DCC wants greater savings

A fresh round of budget reviews is under way within the Dunedin City Council, as staff search for "hard-core operational savings" to ease the pressure on ratepayers.

Council staff have been asked to put forward new savings initiatives during meetings with acting chief executive Athol Stephens this week.

The initiatives would be considered by the council's executive management team and councillors next week, along with the likely impact on council service levels, and could then be incorporated into the 2011-12 annual plan.

The aim was to reduce the forecast 7.5% rates increase for 2011-12, while minimising the impact on the council's service levels, Mr Stephens told the Otago Daily Times yesterday.

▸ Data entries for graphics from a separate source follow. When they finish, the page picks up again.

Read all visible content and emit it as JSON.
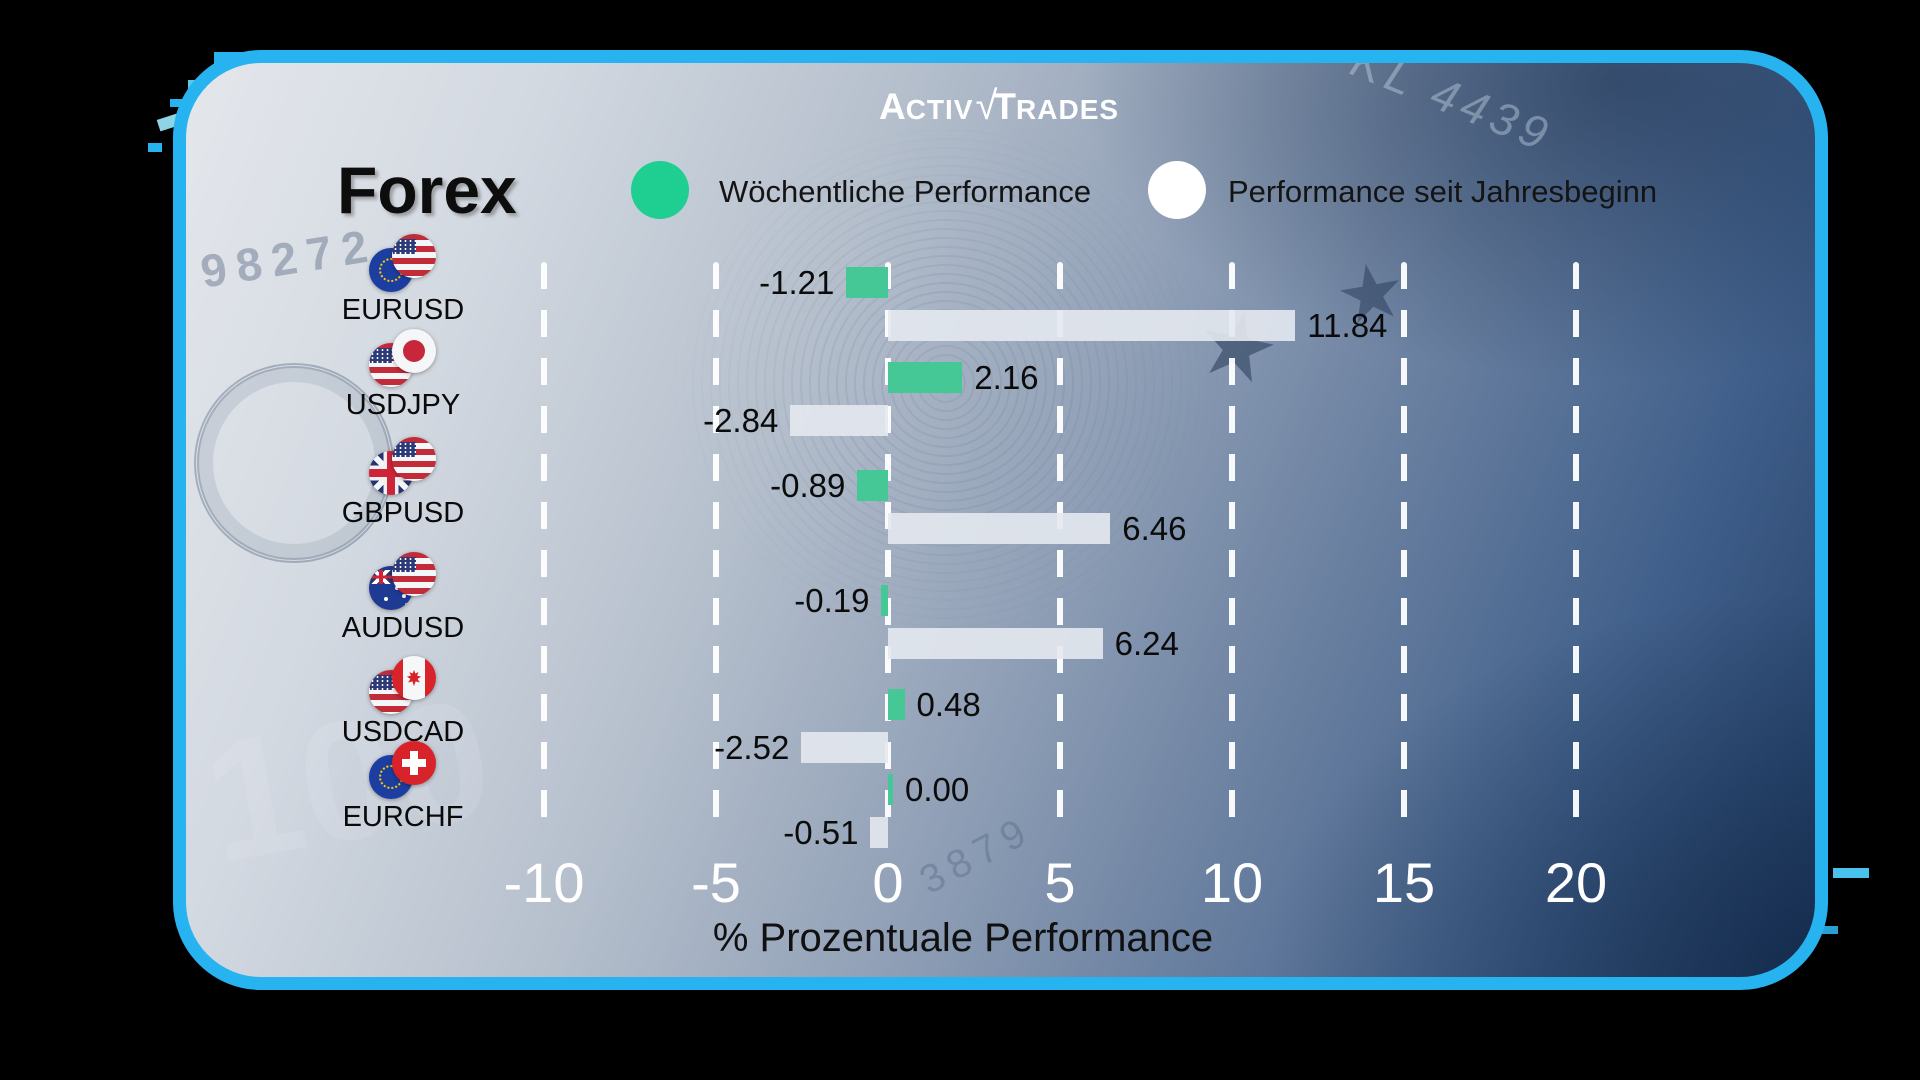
{
  "brand": {
    "parts": [
      "A",
      "CTIV",
      "√",
      "T",
      "RADES"
    ],
    "name": "ActivTrades"
  },
  "title": "Forex",
  "legend": [
    {
      "label": "Wöchentliche Performance",
      "color": "#1fcf92",
      "swatch": "green-circle"
    },
    {
      "label": "Performance seit Jahresbeginn",
      "color": "#ffffff",
      "swatch": "white-circle"
    }
  ],
  "chart_data": {
    "type": "bar",
    "orientation": "horizontal",
    "categories": [
      "EURUSD",
      "USDJPY",
      "GBPUSD",
      "AUDUSD",
      "USDCAD",
      "EURCHF"
    ],
    "flags": [
      [
        "eu",
        "us"
      ],
      [
        "us",
        "jp"
      ],
      [
        "gb",
        "us"
      ],
      [
        "au",
        "us"
      ],
      [
        "us",
        "ca"
      ],
      [
        "eu",
        "ch"
      ]
    ],
    "series": [
      {
        "name": "Wöchentliche Performance",
        "color": "#45c796",
        "values": [
          -1.21,
          2.16,
          -0.89,
          -0.19,
          0.48,
          0.0
        ],
        "labels": [
          "-1.21",
          "2.16",
          "-0.89",
          "-0.19",
          "0.48",
          "0.00"
        ]
      },
      {
        "name": "Performance seit Jahresbeginn",
        "color": "rgba(228,233,239,0.9)",
        "values": [
          11.84,
          -2.84,
          6.46,
          6.24,
          -2.52,
          -0.51
        ],
        "labels": [
          "11.84",
          "-2.84",
          "6.46",
          "6.24",
          "-2.52",
          "-0.51"
        ]
      }
    ],
    "xticks": [
      -10,
      -5,
      0,
      5,
      10,
      15,
      20
    ],
    "xlim": [
      -12.5,
      22.5
    ],
    "xlabel": "% Prozentuale Performance",
    "grid": "vertical-dashed-white",
    "value_label_color": "#0b0b0b",
    "tick_label_color": "#ffffff"
  },
  "colors": {
    "card_border": "#27b3ef",
    "bar_green": "#45c796",
    "bar_white": "#e4e9ef"
  },
  "background_art": {
    "serial_left": "98272",
    "serial_right": "KL 4439",
    "star": "★",
    "euro_number": "100",
    "faint_digits": "3879"
  }
}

Council staff were also considering the methodology of a series of wide-ranging departmental reviews requested by Cr Syd Brown - chairman of the council's finance, strategy and development committee - during annual plan hearings earlier this year.

The reviews would scrutinise the efficiency of various council operations, to deliver "substantial" savings in time for next year's 2012-13 annual plan process, Cr Brown said.

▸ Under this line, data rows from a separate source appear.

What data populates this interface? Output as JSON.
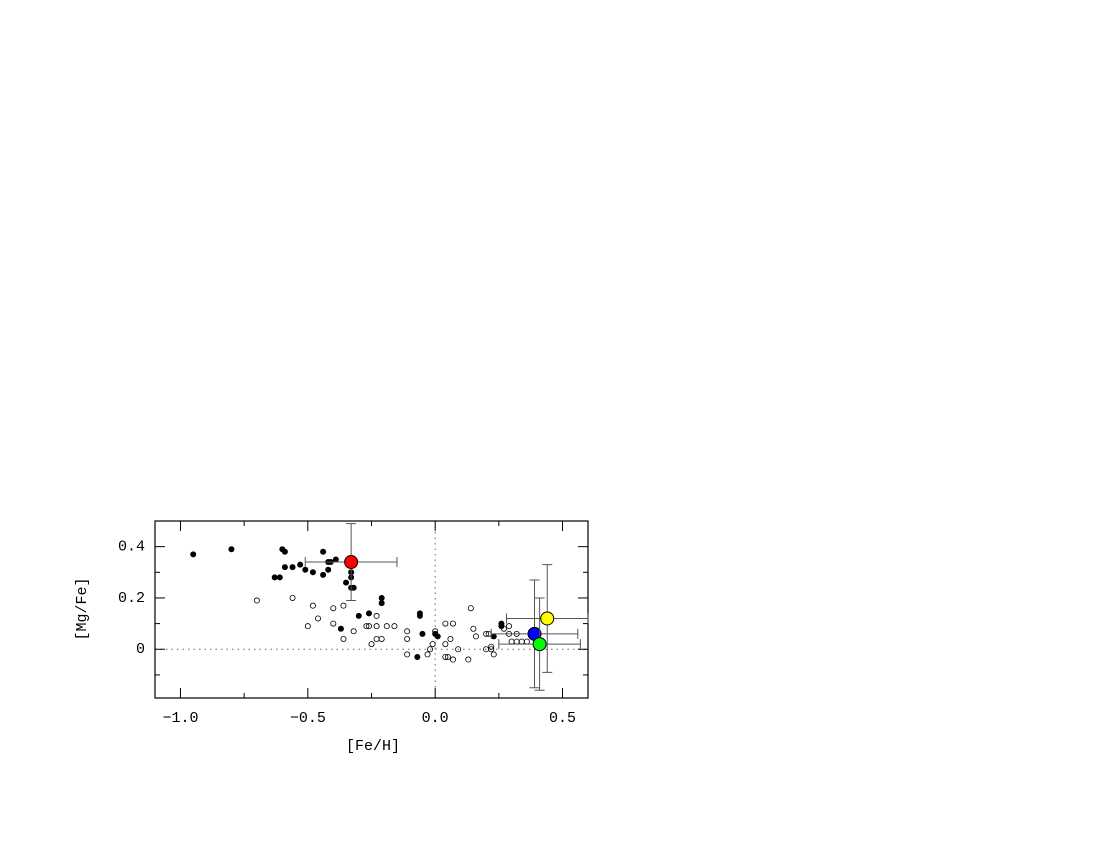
{
  "chart_data": {
    "type": "scatter",
    "xlabel": "[Fe/H]",
    "ylabel": "[Mg/Fe]",
    "xlim": [
      -1.1,
      0.6
    ],
    "ylim": [
      -0.19,
      0.5
    ],
    "xticks": [
      {
        "value": -1.0,
        "label": "−1.0"
      },
      {
        "value": -0.5,
        "label": "−0.5"
      },
      {
        "value": 0.0,
        "label": "0.0"
      },
      {
        "value": 0.5,
        "label": "0.5"
      }
    ],
    "xminorticks": [
      -0.75,
      -0.25,
      0.25
    ],
    "yticks": [
      0,
      0.2,
      0.4
    ],
    "yminorticks": [
      -0.1,
      0.1,
      0.3
    ],
    "reflines": {
      "x": 0,
      "y": 0
    },
    "series": [
      {
        "marker": "filled",
        "color": "#000000",
        "x": [
          -0.95,
          -0.8,
          -0.6,
          -0.59,
          -0.63,
          -0.61,
          -0.59,
          -0.56,
          -0.53,
          -0.51,
          -0.48,
          -0.44,
          -0.44,
          -0.42,
          -0.42,
          -0.41,
          -0.39,
          -0.35,
          -0.33,
          -0.32,
          -0.33,
          -0.33,
          -0.21,
          -0.21,
          -0.3,
          -0.26,
          -0.37,
          -0.06,
          -0.06,
          -0.05,
          0.0,
          0.01,
          -0.07,
          0.26,
          0.26,
          0.23
        ],
        "values": [
          0.37,
          0.39,
          0.39,
          0.38,
          0.28,
          0.28,
          0.32,
          0.32,
          0.33,
          0.31,
          0.3,
          0.38,
          0.29,
          0.34,
          0.31,
          0.34,
          0.35,
          0.26,
          0.24,
          0.24,
          0.3,
          0.28,
          0.2,
          0.18,
          0.13,
          0.14,
          0.08,
          0.13,
          0.14,
          0.06,
          0.06,
          0.05,
          -0.03,
          0.1,
          0.09,
          0.05
        ]
      },
      {
        "marker": "open",
        "color": "#000000",
        "x": [
          -0.7,
          -0.56,
          -0.48,
          -0.46,
          -0.5,
          -0.4,
          -0.36,
          -0.4,
          -0.36,
          -0.32,
          -0.27,
          -0.26,
          -0.23,
          -0.23,
          -0.25,
          -0.23,
          -0.21,
          -0.19,
          -0.16,
          -0.11,
          -0.11,
          -0.11,
          -0.03,
          -0.02,
          -0.01,
          0.0,
          0.04,
          0.04,
          0.04,
          0.05,
          0.06,
          0.07,
          0.07,
          0.09,
          0.13,
          0.14,
          0.15,
          0.16,
          0.2,
          0.21,
          0.2,
          0.22,
          0.23,
          0.22,
          0.27,
          0.29,
          0.29,
          0.3,
          0.32,
          0.32,
          0.34,
          0.36
        ],
        "values": [
          0.19,
          0.2,
          0.17,
          0.12,
          0.09,
          0.16,
          0.17,
          0.1,
          0.04,
          0.07,
          0.09,
          0.09,
          0.13,
          0.09,
          0.02,
          0.04,
          0.04,
          0.09,
          0.09,
          0.07,
          0.04,
          -0.02,
          -0.02,
          0.0,
          0.02,
          0.07,
          0.1,
          0.02,
          -0.03,
          -0.03,
          0.04,
          0.1,
          -0.04,
          0.0,
          -0.04,
          0.16,
          0.08,
          0.05,
          0.06,
          0.06,
          0.0,
          0.01,
          -0.02,
          0.0,
          0.08,
          0.09,
          0.06,
          0.03,
          0.03,
          0.06,
          0.03,
          0.03
        ]
      },
      {
        "marker": "large",
        "color": "#ff0000",
        "x": [
          -0.33
        ],
        "values": [
          0.34
        ],
        "xerr": [
          0.18
        ],
        "yerr": [
          0.15
        ]
      },
      {
        "marker": "large",
        "color": "#ffff00",
        "x": [
          0.44
        ],
        "values": [
          0.12
        ],
        "xerr": [
          0.16
        ],
        "yerr": [
          0.21
        ]
      },
      {
        "marker": "large",
        "color": "#0000ff",
        "x": [
          0.39
        ],
        "values": [
          0.06
        ],
        "xerr": [
          0.17
        ],
        "yerr": [
          0.21
        ]
      },
      {
        "marker": "large",
        "color": "#00ff00",
        "x": [
          0.41
        ],
        "values": [
          0.02
        ],
        "xerr": [
          0.16
        ],
        "yerr": [
          0.18
        ]
      }
    ]
  }
}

Staff had been "challenged" to identify new ways of saving money, but it was expected the wide-ranging reviews could also involve peer-reviews by consultants, and a budget of up to $200,000 could be required for the work, Cr Brown said.

Some of the reviews could be completed "reasonably quickly", but others would be more substantial and could take six to eight months.

Cr Brown said in addition to maintaining capital spending "discipline", operational savings would come "straight off the bottom line" and reduce the need for rates increases.

He also wanted scrutiny of ways the council could increase its income base, not by increasing fees but perhaps by outsourcing council staff and services to the private sector where there was capacity to do so.

However, he would not be drawn on whether the reviews would also consider reducing or capping staff numbers within the council - something his colleague, Cr Lee Vandervis, has called for.

"It's just a matter of doing things smarter and better and looking at FTEs [full-time equivalent staff numbers] and part-timers.

"It's just a matter of making sure you're getting value for money in your investment in staff," he said.

He would not say what sort of saving or rates reduction coming from the reviews would be deemed a success.

"I'd prefer not to go there at this stage... I would say substantial savings. The reason I don't want to put a figure on it is that when people get to that figure they stop."

Mr Stephens said staff had not been given a target or goal for the latest round of budget reviews, after former chief executive Jim Harland pushed staff to find $6 million in savings late last year.

That push eventually identified about $4 million in savings, helping reduced the 2011-12 forecast rates increase from 9.1% to 7.5% so far.

Mr Stephens said while budget reviews were a normal occurrence within the council, this week's meetings were the third round held since October last year - which was "not usually" the case.

"It's starting to get a bit hard to find stuff now... But we're completely comfortable with reviews. They happen - that's part of our environment."

The key consideration when identifying savings would be the impact on service levels, with councillors saying they wanted "no more than minor" impacts, he said.

The wider departmental reviews "may lead to" consideration of staffing levels, but hadn't yet.

"It depends on how far you go. If you go hard at it, and you say you're not going to do a whole lot of things, then obviously you'd have to be thinking about staffing levels, and that would be incorporated into any kind of analysis.

"But we haven't done that, because it comes back to that level-of-service question."